タイトルから察せられるようにイリヤに関するネタであります。
原作ではアインツベルンを裏切った衛宮切嗣はその命を終えるまで娘に合うことが許されず、
逆に迎えに来なかった、と認識したイリヤは切嗣を怨み、その息子に八つ当たりをするわけですが、
切嗣が駄目ならばその息子が欲しい。
と、イリヤがアインツベルンに頼み衛宮士郎を切嗣の元から拉致。
そこから物語が変わって行きます。
絶望する切嗣、だが拉致の騒動に駆けつけた遠坂凜が生きるのを諦めた切嗣を叱責。
僅かな希望を求めて切嗣は病魔と闘いつつ、原作の桜ポジションに収まった遠坂凜が切嗣の延命に成功。
切嗣生存状態で第五次聖杯戦争が始まる・・・。
「あぁ、そっか」
ふと彼女の脳裏に妙案が浮かんだ。欲しいものは貰えばいいのだ。
切嗣の代わりに切嗣が引き取った子供を欲しがるのはどうだろう。
切嗣がイリヤスフィールを捨ててまで選んだ子供、その子を奪ってやったのなら。
老人が拒むことはないだろう。だって彼の糾弾する切嗣を欲しいというわけではないのだから。

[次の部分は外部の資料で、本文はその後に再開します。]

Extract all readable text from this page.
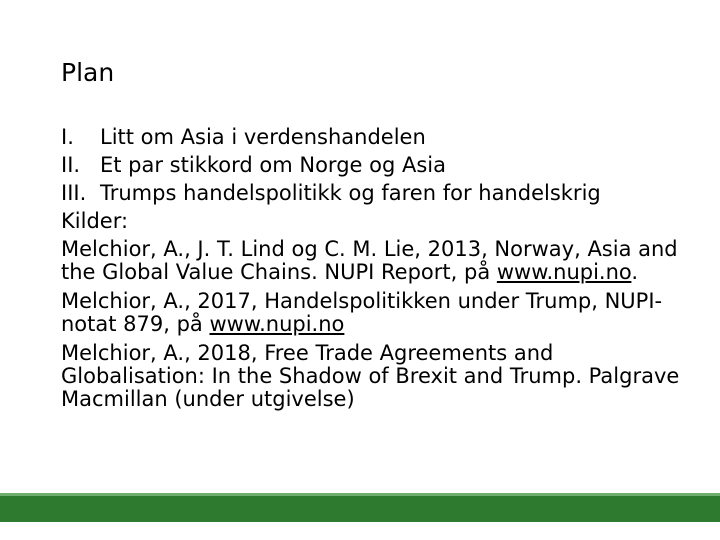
Plan

I. Litt om Asia i verdenshandelen

II. Et par stikkord om Norge og Asia

III. Trumps handelspolitikk og faren for handelskrig

Kilder:

Melchior, A., J. T. Lind og C. M. Lie, 2013, Norway, Asia and the Global Value Chains. NUPI Report, på www.nupi.no.

Melchior, A., 2017, Handelspolitikken under Trump, NUPI-notat 879, på www.nupi.no

Melchior, A., 2018, Free Trade Agreements and Globalisation: In the Shadow of Brexit and Trump. Palgrave Macmillan (under utgivelse)
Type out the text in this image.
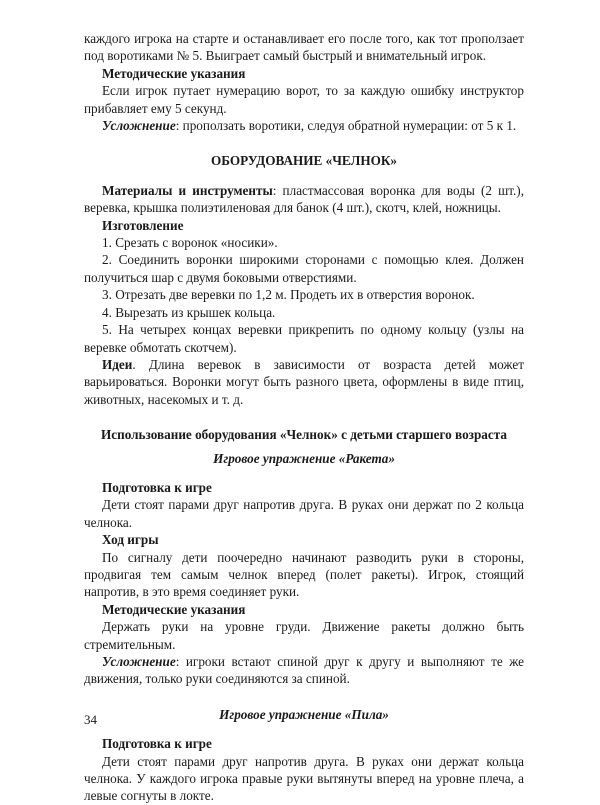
каждого игрока на старте и останавливает его после того, как тот проползает под воротиками № 5. Выиграет самый быстрый и внимательный игрок.

Методические указания

Если игрок путает нумерацию ворот, то за каждую ошибку инструктор прибавляет ему 5 секунд.

Усложнение: проползать воротики, следуя обратной нумерации: от 5 к 1.

ОБОРУДОВАНИЕ «ЧЕЛНОК»

Материалы и инструменты: пластмассовая воронка для воды (2 шт.), веревка, крышка полиэтиленовая для банок (4 шт.), скотч, клей, ножницы.

Изготовление

1. Срезать с воронок «носики».

2. Соединить воронки широкими сторонами с помощью клея. Должен получиться шар с двумя боковыми отверстиями.

3. Отрезать две веревки по 1,2 м. Продеть их в отверстия воронок.

4. Вырезать из крышек кольца.

5. На четырех концах веревки прикрепить по одному кольцу (узлы на веревке обмотать скотчем).

Идеи. Длина веревок в зависимости от возраста детей может варьироваться. Воронки могут быть разного цвета, оформлены в виде птиц, животных, насекомых и т. д.

Использование оборудования «Челнок» с детьми старшего возраста

Игровое упражнение «Ракета»

Подготовка к игре

Дети стоят парами друг напротив друга. В руках они держат по 2 кольца челнока.

Ход игры

По сигналу дети поочередно начинают разводить руки в стороны, продвигая тем самым челнок вперед (полет ракеты). Игрок, стоящий напротив, в это время соединяет руки.

Методические указания

Держать руки на уровне груди. Движение ракеты должно быть стремительным.

Усложнение: игроки встают спиной друг к другу и выполняют те же движения, только руки соединяются за спиной.

Игровое упражнение «Пила»

Подготовка к игре

Дети стоят парами друг напротив друга. В руках они держат кольца челнока. У каждого игрока правые руки вытянуты вперед на уровне плеча, а левые согнуты в локте.

34
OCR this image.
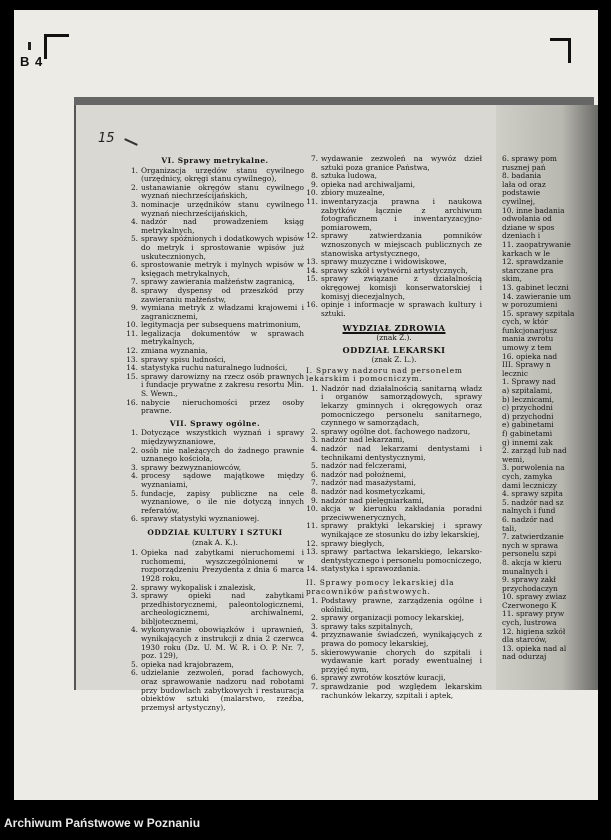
B 4
15
VI. Sprawy metrykalne.
1. Organizacja urzędów stanu cywilnego (urzędnicy, okręgi stanu cywilnego),
2. ustanawianie okręgów stanu cywilnego wyznań niechrześcijańskich,
3. nominacje urzędników stanu cywilnego wyznań niechrześcijańskich,
4. nadzór nad prowadzeniem ksiąg metrykalnych,
5. sprawy spóźnionych i dodatkowych wpisów do metryk i sprostowanie wpisów już uskutecznionych,
6. sprostowanie metryk i mylnych wpisów w księgach metrykalnych,
7. sprawy zawierania małżeństw zagranicą,
8. sprawy dyspensy od przeszkód przy zawieraniu małżeństw,
9. wymiana metryk z władzami krajowemi i zagranicznemi,
10. legitymacja per subsequens matrimonium,
11. legalizacja dokumentów w sprawach metrykalnych,
12. zmiana wyznania,
13. sprawy spisu ludności,
14. statystyka ruchu naturalnego ludności,
15. sprawy darowizny na rzecz osób prawnych i fundacje prywatne z zakresu resortu Min. S. Wewn.,
16. nabycie nieruchomości przez osoby prawne.
VII. Sprawy ogólne.
1. Dotyczące wszystkich wyznań i sprawy międzywyznaniowe,
2. osób nie należących do żadnego prawnie uznanego kościoła,
3. sprawy bezwyznaniowców,
4. procesy sądowe majątkowe między wyznaniami,
5. fundacje, zapisy publiczne na cele wyznaniowe, o ile nie dotyczą innych referatów,
6. sprawy statystyki wyznaniowej.
ODDZIAŁ KULTURY I SZTUKI
(znak A. K.).
1. Opieka nad zabytkami nieruchomemi i ruchomemi, wyszczególnionemi w rozporządzeniu Prezydenta z dnia 6 marca 1928 roku,
2. sprawy wykopalisk i znalezisk,
3. sprawy opieki nad zabytkami przedhistorycznemi, paleontologicznemi, archeologicznemi, archiwalnemi, bibljotecznemi,
4. wykonywanie obowiązków i uprawnień, wynikających z instrukcji z dnia 2 czerwca 1930 roku (Dz. U. M. W. R. i O. P. Nr. 7, poz. 129),
5. opieka nad krajobrazem,
6. udzielanie zezwoleń, porad fachowych, oraz sprawowanie nadzoru nad robotami przy budowlach zabytkowych i restauracja obiektów sztuki (malarstwo, rzeźba, przemysł artystyczny),
7. wydawanie zezwoleń na wywóz dzieł sztuki poza granice Państwa,
8. sztuka ludowa,
9. opieka nad archiwaljami,
10. zbiory muzealne,
11. inwentaryzacja prawna i naukowa zabytków łącznie z archiwum fotograficznem i inwentaryzacyjno-pomiarowem,
12. sprawy zatwierdzania pomników wznoszonych w miejscach publicznych ze stanowiska artystycznego,
13. sprawy muzyczne i widowiskowe,
14. sprawy szkół i wytwórni artystycznych,
15. sprawy związane z działalnością okręgowej komisji konserwatorskiej i komisyj diecezjalnych,
16. opinje i informacje w sprawach kultury i sztuki.
WYDZIAŁ ZDROWIA
(znak Z.).
ODDZIAŁ LEKARSKI
(znak Z. L.).
I. Sprawy nadzoru nad personelem lekarskim i pomocniczym.
1. Nadzór nad działalnością sanitarną władz i organów samorządowych, sprawy lekarzy gminnych i okręgowych oraz pomocniczego personelu sanitarnego, czynnego w samorządach,
2. sprawy ogólne dot. fachowego nadzoru,
3. nadzór nad lekarzami,
4. nadzór nad lekarzami dentystami i technikami dentystycznymi,
5. nadzór nad felczerami,
6. nadzór nad położnemi,
7. nadzór nad masażystami,
8. nadzór nad kosmetyczkami,
9. nadzór nad pielęgniarkami,
10. akcja w kierunku zakładania poradni przeciwwenerycznych,
11. sprawy praktyki lekarskiej i sprawy wynikające ze stosunku do izby lekarskiej,
12. sprawy biegłych,
13. sprawy partactwa lekarskiego, lekarsko-dentystycznego i personelu pomocniczego,
14. statystyka i sprawozdania.
II. Sprawy pomocy lekarskiej dla pracowników państwowych.
1. Podstawy prawne, zarządzenia ogólne i okólniki,
2. sprawy organizacji pomocy lekarskiej,
3. sprawy taks szpitalnych,
4. przyznawanie świadczeń, wynikających z prawa do pomocy lekarskiej,
5. skierowywanie chorych do szpitali i wydawanie kart porady ewentualnej i przyjęć nym,
6. sprawy zwrotów kosztów kuracji,
7. sprawdzanie pod względem lekarskim rachunków lekarzy, szpitali i aptek,
6. sprawy pom
rusznej pań
8. badania
lała od oraz
podstawie
cywilnej,
10. inne badania
odwołania od
dziane w spos
dzeniach i
11. zaopatrywanie
karkach w le
12. sprawdzanie
starczane pra
skim,
13. gabinet leczni
14. zawieranie um
w porozumieni
15. sprawy szpitala
cych, w któr
funkcjonarjusz
mania zwrotu
umowy z tem
16. opieka nad
III. Sprawy n
lecznic
1. Sprawy nad
a) szpitalami,
b) lecznicami,
c) przychodni
d) przychodni
e) gabinetami
f) gabinetami
g) innemi zak
2. zarząd lub nad
wemi,
3. porwolenia na
cych, zamyka
dami leczniczy
4. sprawy szpita
5. nadzór nad sz
nalnych i fund
6. nadzór nad
tali,
7. zatwierdzanie
nych w sprawa
personelu szpi
8. akcja w kieru
munalnych i
9. sprawy zakł
przychodaczyn
10. sprawy zwiaz
Czerwonego K
11. sprawy pryw
cych, lustrowa
12. higiena szkół
dla starców,
13. opieka nad al
nad odurzaj
Archiwum Państwowe w Poznaniu
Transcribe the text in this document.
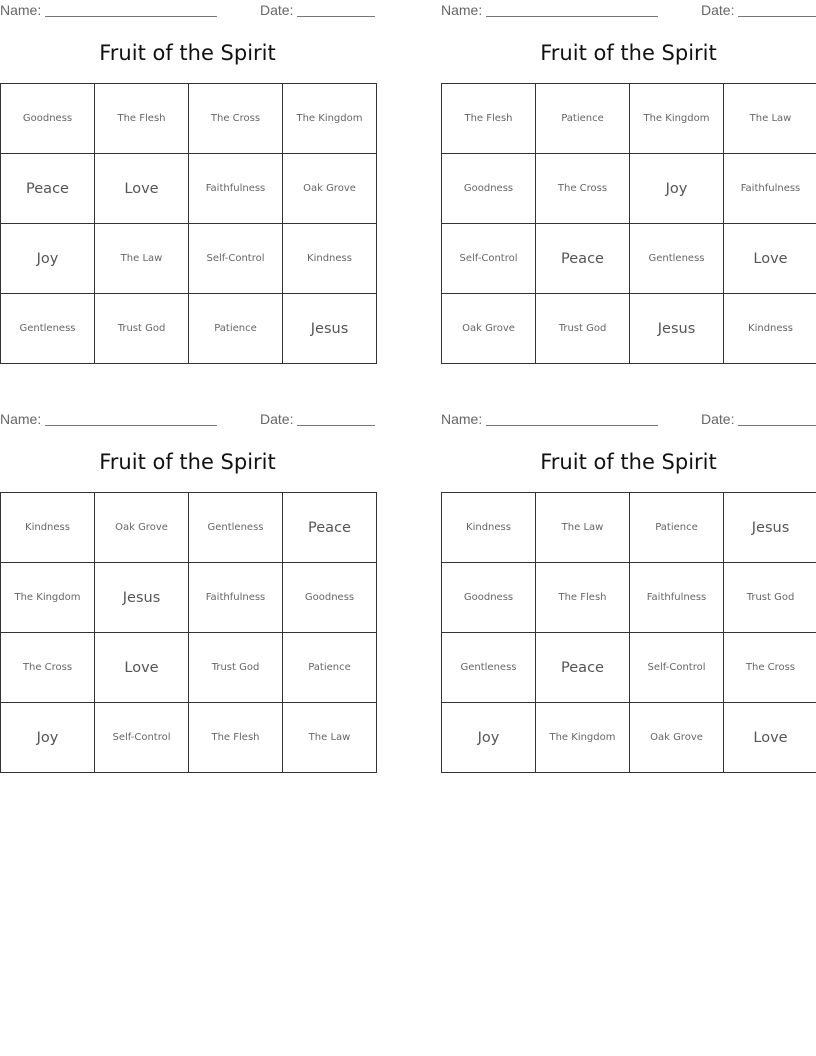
Name:	Date:
Fruit of the Spirit
Goodness	The Flesh	The Cross	The Kingdom
Peace	Love	Faithfulness	Oak Grove
Joy	The Law	Self-Control	Kindness
Gentleness	Trust God	Patience	Jesus
Name:	Date:
Fruit of the Spirit
The Flesh	Patience	The Kingdom	The Law
Goodness	The Cross	Joy	Faithfulness
Self-Control	Peace	Gentleness	Love
Oak Grove	Trust God	Jesus	Kindness
Name:	Date:
Fruit of the Spirit
Kindness	Oak Grove	Gentleness	Peace
The Kingdom	Jesus	Faithfulness	Goodness
The Cross	Love	Trust God	Patience
Joy	Self-Control	The Flesh	The Law
Name:	Date:
Fruit of the Spirit
Kindness	The Law	Patience	Jesus
Goodness	The Flesh	Faithfulness	Trust God
Gentleness	Peace	Self-Control	The Cross
Joy	The Kingdom	Oak Grove	Love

それに切嗣を裏切り者だという翁だ。切嗣への復讐だといえば、きっとイリヤスフィールの望みは通る。
――明日になったらおじいさまに言おう。
ベッドに背中から倒れ込んで、幼く道理も知らぬ子供は思う。
――キリツグの引き取った子供が欲しいのだって。
そのままの体勢で天井を眺める。
目を閉じると最後に見た切嗣の顔が浮かんだ。
アインツベルンを去る前にイリヤスフィールと顔を合わせた父は、
今そうしてイリヤスフィールに向けたような顔をまだ見ぬイリヤスフィールの兄弟に向けているのだろうか。
ベッドに長い銀髪を散らし、少女は決意する。
それがどこまでも彼女の父に残酷なものだと気付きもせずに、自分の願いの叶ったその先を思い浮かべる。
顔も知らぬ義兄弟を父親から引き離して共に暮らしたならば、退屈なこの永の冬に閉ざされた世界でも楽しくなるだろうし、同時にそれは父への最大の復讐になるだろう。
そうしたら。
服の胸元をぎゅっと掴み、
イリヤスフィールは小さな声で、本当に小さな声で呟いた。